Remember, here are the Tools in the Owelty Documents Tool Kit
The Divorce Decree
The Owelty Deed of Trust
The Special Warranty Deed with Encumbrance for Owelty of Partition
The Owelty Real Estate Lien Note
The Release of Owelty Lien
The Proceeds Allocation Letter
The Check Written to You ?
Brief Lien Theory and Practice
When the Owelty Deed of Trust and the Special Warranty Deed with Encumbrance for Owelty of Partition are filed, a lien is placed against the property.
Part of the genius of any lien is that, for that property to transact in any way – by refinancing its debt with a new first lien mortgage or by conveying ownership interest to another party as in a sale – all liens must be satisfied. That is, they must be paid in full or must be resubordinated to a new lien in first position. [There are partial releases for instances like new construction but that does not concern us here.]
Since I finance so many of these Owelty liens immediately after final divorce, it could be easy to forget that many people do not finance them but leave them in place until a fixed or unknown date in the future.

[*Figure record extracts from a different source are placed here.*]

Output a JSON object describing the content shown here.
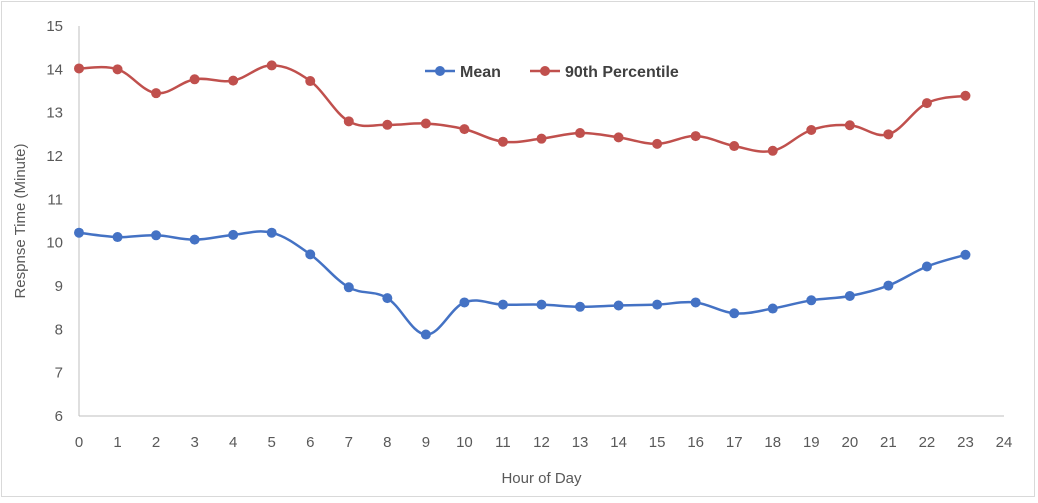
{
  "chart_data": {
    "type": "line",
    "title": "",
    "xlabel": "Hour of Day",
    "ylabel": "Respnse Time (Minute)",
    "xlim": [
      0,
      24
    ],
    "ylim": [
      6,
      15
    ],
    "x_ticks": [
      0,
      1,
      2,
      3,
      4,
      5,
      6,
      7,
      8,
      9,
      10,
      11,
      12,
      13,
      14,
      15,
      16,
      17,
      18,
      19,
      20,
      21,
      22,
      23,
      24
    ],
    "y_ticks": [
      6,
      7,
      8,
      9,
      10,
      11,
      12,
      13,
      14,
      15
    ],
    "grid": false,
    "legend_position": "top-center",
    "x": [
      0,
      1,
      2,
      3,
      4,
      5,
      6,
      7,
      8,
      9,
      10,
      11,
      12,
      13,
      14,
      15,
      16,
      17,
      18,
      19,
      20,
      21,
      22,
      23
    ],
    "series": [
      {
        "name": "Mean",
        "color": "#4472c4",
        "values": [
          10.23,
          10.13,
          10.17,
          10.07,
          10.18,
          10.23,
          9.73,
          8.97,
          8.72,
          7.88,
          8.62,
          8.57,
          8.57,
          8.52,
          8.55,
          8.57,
          8.62,
          8.37,
          8.48,
          8.67,
          8.77,
          9.01,
          9.45,
          9.72
        ]
      },
      {
        "name": "90th Percentile",
        "color": "#c0504d",
        "values": [
          14.02,
          14.0,
          13.45,
          13.77,
          13.74,
          14.09,
          13.73,
          12.8,
          12.72,
          12.75,
          12.62,
          12.33,
          12.4,
          12.53,
          12.43,
          12.28,
          12.46,
          12.23,
          12.12,
          12.6,
          12.71,
          12.5,
          13.22,
          13.39
        ]
      }
    ]
  }
}
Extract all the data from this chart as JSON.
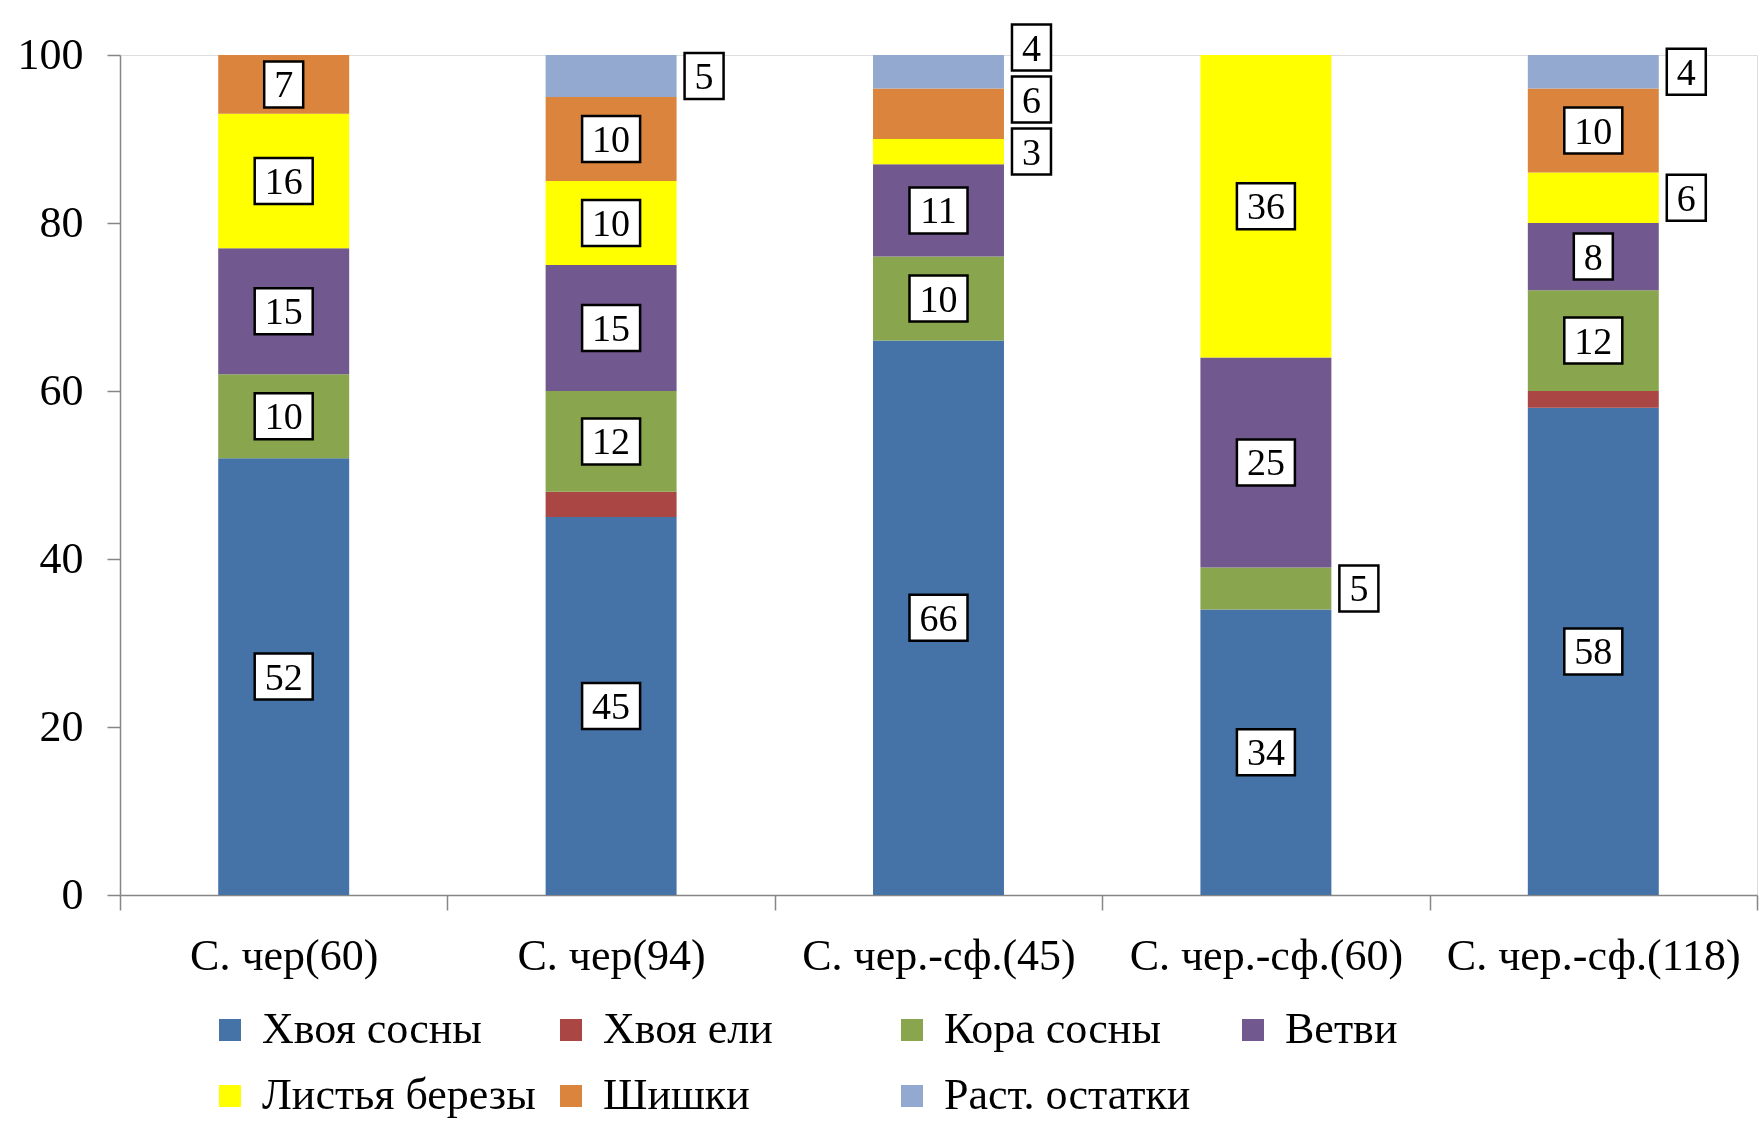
{
  "chart_data": {
    "type": "bar",
    "stacked": true,
    "categories": [
      "С. чер(60)",
      "С. чер(94)",
      "С. чер.-сф.(45)",
      "С. чер.-сф.(60)",
      "С. чер.-сф.(118)"
    ],
    "series": [
      {
        "name": "Хвоя сосны",
        "color": "#4572a7",
        "values": [
          52,
          45,
          66,
          34,
          58
        ],
        "value_labels": [
          "52",
          "45",
          "66",
          "34",
          "58"
        ]
      },
      {
        "name": "Хвоя ели",
        "color": "#aa4643",
        "values": [
          null,
          3,
          null,
          null,
          2
        ],
        "value_labels": [
          null,
          null,
          null,
          null,
          null
        ]
      },
      {
        "name": "Кора сосны",
        "color": "#89a54e",
        "values": [
          10,
          12,
          10,
          5,
          12
        ],
        "value_labels": [
          "10",
          "12",
          "10",
          "5",
          "12"
        ]
      },
      {
        "name": "Ветви",
        "color": "#71588f",
        "values": [
          15,
          15,
          11,
          25,
          8
        ],
        "value_labels": [
          "15",
          "15",
          "11",
          "25",
          "8"
        ]
      },
      {
        "name": "Листья березы",
        "color": "#ffff00",
        "values": [
          16,
          10,
          3,
          36,
          6
        ],
        "value_labels": [
          "16",
          "10",
          "3",
          "36",
          "6"
        ]
      },
      {
        "name": "Шишки",
        "color": "#db843d",
        "values": [
          7,
          10,
          6,
          null,
          10
        ],
        "value_labels": [
          "7",
          "10",
          "6",
          null,
          "10"
        ]
      },
      {
        "name": "Раст. остатки",
        "color": "#93a9cf",
        "values": [
          null,
          5,
          4,
          null,
          4
        ],
        "value_labels": [
          null,
          "5",
          "4",
          null,
          "4"
        ]
      }
    ],
    "ylim": [
      0,
      100
    ],
    "yticks": [
      0,
      20,
      40,
      60,
      80,
      100
    ],
    "grid": false,
    "legend": "bottom"
  }
}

- The divorce settlement may have required installment payments over time to the party whose interest is being bought out.
- There may be no payment scheme but a straightforward placement of the lien with the expectation that later, when the property sells, they will receive cash for their Owelty interest in the property.
Short “rabbit trail”
There are some issues with both scenarios. It’s clear from my work and my writings that I believe there are more advantages to immediately satisfying that Owelty lien rather than waiting until some point in the future to pay for it. But, there is no need to belabor the point herein – only to make it one more time.

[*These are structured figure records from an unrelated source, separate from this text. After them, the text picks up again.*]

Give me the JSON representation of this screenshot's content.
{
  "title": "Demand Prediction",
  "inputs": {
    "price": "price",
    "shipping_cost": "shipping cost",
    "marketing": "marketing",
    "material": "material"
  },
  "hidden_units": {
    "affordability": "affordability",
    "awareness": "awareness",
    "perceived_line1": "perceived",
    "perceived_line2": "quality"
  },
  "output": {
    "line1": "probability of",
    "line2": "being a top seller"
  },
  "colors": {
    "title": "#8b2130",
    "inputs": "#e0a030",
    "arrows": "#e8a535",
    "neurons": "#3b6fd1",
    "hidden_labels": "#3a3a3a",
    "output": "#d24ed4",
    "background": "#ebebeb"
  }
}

Then, there is the hybrid. All sorts of variations of these two scenarios have been concocted and written into divorce decrees.

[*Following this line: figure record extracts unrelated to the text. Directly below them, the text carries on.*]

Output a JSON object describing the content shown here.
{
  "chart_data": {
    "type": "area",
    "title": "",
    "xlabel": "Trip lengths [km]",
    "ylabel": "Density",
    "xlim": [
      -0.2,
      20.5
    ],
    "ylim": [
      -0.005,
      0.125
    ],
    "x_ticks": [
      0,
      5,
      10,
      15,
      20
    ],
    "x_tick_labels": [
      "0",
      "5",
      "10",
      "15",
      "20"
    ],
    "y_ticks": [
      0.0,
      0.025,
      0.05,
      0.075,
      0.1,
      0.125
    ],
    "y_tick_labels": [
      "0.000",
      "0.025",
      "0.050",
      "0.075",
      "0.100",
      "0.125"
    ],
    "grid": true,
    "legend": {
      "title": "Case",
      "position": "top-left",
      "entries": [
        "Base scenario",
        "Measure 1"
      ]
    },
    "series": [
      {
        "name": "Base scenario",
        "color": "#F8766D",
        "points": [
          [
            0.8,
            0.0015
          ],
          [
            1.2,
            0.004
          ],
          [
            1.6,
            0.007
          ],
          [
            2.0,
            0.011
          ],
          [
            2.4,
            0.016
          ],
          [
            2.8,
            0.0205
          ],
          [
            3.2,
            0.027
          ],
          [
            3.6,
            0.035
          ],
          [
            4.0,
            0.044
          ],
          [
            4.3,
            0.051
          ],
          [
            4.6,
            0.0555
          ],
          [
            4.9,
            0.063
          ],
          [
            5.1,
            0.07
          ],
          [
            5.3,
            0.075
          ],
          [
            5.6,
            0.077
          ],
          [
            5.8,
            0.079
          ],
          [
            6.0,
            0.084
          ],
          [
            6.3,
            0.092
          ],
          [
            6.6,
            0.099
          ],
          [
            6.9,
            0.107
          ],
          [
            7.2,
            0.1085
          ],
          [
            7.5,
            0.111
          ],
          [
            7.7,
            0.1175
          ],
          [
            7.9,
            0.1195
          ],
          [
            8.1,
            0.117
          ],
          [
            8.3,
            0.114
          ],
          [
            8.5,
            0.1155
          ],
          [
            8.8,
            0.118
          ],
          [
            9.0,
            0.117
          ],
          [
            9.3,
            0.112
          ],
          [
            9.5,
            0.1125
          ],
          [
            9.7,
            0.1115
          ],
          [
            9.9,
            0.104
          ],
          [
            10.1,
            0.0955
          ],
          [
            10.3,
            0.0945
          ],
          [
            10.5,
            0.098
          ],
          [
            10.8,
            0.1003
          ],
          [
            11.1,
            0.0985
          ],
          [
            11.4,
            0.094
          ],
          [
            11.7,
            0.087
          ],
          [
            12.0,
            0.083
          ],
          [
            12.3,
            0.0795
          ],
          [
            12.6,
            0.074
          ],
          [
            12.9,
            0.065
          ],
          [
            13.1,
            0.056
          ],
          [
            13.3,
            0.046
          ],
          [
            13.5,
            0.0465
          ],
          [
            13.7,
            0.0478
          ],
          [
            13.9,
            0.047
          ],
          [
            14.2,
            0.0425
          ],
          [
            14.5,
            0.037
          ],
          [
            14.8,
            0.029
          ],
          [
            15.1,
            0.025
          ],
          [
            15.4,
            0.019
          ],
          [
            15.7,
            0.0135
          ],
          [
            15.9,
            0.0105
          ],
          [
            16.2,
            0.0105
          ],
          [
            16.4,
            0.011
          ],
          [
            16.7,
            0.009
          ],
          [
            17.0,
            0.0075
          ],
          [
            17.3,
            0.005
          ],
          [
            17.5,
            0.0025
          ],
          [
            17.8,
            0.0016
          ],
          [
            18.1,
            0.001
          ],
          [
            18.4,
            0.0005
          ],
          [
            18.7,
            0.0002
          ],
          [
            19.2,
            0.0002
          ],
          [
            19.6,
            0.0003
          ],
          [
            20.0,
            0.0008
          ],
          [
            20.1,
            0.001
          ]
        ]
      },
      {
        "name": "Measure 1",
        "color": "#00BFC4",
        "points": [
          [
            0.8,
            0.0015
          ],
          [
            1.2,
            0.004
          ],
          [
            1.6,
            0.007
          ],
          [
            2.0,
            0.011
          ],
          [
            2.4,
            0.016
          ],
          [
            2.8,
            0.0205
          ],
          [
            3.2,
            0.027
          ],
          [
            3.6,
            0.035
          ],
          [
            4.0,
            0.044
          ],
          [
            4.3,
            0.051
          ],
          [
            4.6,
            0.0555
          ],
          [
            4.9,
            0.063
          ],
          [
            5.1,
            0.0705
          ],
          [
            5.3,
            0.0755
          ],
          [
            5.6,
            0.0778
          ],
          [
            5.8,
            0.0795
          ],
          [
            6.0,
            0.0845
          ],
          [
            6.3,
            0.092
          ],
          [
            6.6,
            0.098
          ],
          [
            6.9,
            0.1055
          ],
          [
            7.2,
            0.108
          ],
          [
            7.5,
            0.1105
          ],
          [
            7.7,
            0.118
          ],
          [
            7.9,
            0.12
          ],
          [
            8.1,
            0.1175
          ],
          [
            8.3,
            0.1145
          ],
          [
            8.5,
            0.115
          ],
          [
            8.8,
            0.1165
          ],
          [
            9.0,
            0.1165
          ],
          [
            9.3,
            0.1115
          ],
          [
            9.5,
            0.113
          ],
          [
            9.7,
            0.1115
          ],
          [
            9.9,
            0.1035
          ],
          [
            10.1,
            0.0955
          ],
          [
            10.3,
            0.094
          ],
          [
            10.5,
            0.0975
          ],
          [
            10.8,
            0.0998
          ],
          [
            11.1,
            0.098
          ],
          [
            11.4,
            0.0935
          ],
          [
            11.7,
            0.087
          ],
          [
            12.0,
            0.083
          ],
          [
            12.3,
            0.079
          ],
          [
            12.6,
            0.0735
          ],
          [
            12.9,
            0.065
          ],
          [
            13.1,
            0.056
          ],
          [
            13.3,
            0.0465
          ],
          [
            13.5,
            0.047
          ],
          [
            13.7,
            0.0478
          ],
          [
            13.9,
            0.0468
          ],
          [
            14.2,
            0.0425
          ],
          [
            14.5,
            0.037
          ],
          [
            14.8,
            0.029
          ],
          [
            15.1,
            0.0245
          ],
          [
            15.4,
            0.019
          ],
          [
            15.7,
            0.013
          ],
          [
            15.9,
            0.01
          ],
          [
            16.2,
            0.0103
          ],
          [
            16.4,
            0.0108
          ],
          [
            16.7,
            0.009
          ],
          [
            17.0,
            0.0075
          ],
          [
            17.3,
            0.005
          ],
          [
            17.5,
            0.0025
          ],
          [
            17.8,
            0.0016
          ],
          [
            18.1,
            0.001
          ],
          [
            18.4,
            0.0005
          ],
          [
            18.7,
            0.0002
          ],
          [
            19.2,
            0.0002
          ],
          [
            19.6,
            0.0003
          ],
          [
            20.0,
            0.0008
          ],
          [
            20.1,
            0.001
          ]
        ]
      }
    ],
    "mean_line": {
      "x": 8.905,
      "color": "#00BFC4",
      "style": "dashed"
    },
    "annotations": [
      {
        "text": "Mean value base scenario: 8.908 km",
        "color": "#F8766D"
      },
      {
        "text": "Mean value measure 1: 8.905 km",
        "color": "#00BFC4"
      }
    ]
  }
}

A common variation is when the departing party wishes to receive half of the proceeds (or some fixed percentage) in a future sale of the property and wants to secure it with an Owelty lien.
One way to accomplish that is to simply write in the decree what the net proceeds split will be, leave both parties on title (with neither conveying interest to the other – which means there can be no Owelty which requires conveyancing), those parties are the sellers in the transaction. This can create conflict since sellers must agree on terms of sale, etc. They got divorced for a reason. So, that’s generally not advisable.
Another way to accomplish that goal is for the departing party to convey his/her interest for Owelty but not set a dollar amount. This is likewise tricky and invites a lack of clarity. For one thing, an Owelty is a lien and it requires a dollar amount to satisfy it. Lenders can tell you to the day how much is owed on the debt (secured by a vendor’s lien). Daily interest accrues, and it must be paid or overpaid. I’ve seen people get fancy with this because they want two things – secure interest for the obtaining of dollars and the chance to take advantage of increasing values of the home they are leaving.
Clients may try to “work the system;” but, the more nuanced a buyout is, the more difficult it will be to determine dollar amounts at the time when dollars are needed.
Shortcut to smart divorcing and smart buyouts
DO THIS INSTEAD (when you can):
-Agree to a buyout price in the divorce.
-Talk to me about financing it -BEFORE final divorce.
-Follow my recommendation for structuring the Owelty lien.
-Close the loan.
———-And, I’ll take care of making sure lien is released.
Back to the Release of Lien.
When people do not immediately (or soon) finance and pay an ex-spouse for their Owelty interest but agree that payment will be made later, they often forget the technicalities of releasing liens. It’s really very simple. But, one had best leave it to the professionals.
Here’s what family law attorneys need to tell their clients who may be paying Owelty interest to an ex-spouse sometime in the future:
The person who pays or satisfies their ex-spouse’s Owelty interest must do TWO THINGS:
- Have their ex-spouse execute a Release of Lien
- Make sure that Release is precisely prepared, or it will not actually release the lien;
- Releasing the “note” is not the same as releasing the lien – it’s helpful to show that the note has been paid but that’s the mere evidence that authorizes a demand for release of lien; and,
- File that release in property records of the county in which the property is located (almost certainly the same county in whose courts the divorce was granted).
- A verbal promise from the ex that “everything is okay now” IS NOT A RELEASE OF LIEN.
- An ex-spouse’s signature on a receipt IS NOT A RELEASE OF LIEN.
- A form you found on line will not have the required information and IS NOT A RELEASE OF LIEN.
- A Quit Claim deed is useless in this regard and IS NOT A RELEASE OF LIEN.
If the Owelty lien is not released, when it comes time to sell the property or refinance it, that ex-spouse will have to be found and will have to release the lien. They could demand payment (again) and if the obligor cannot prove that they have paid, they would be “up the creek.” Even in the best of situations – and why would a divorced home owner count on the best of situations??? – it would be a bothersome exercise and could delay or even kill a transaction.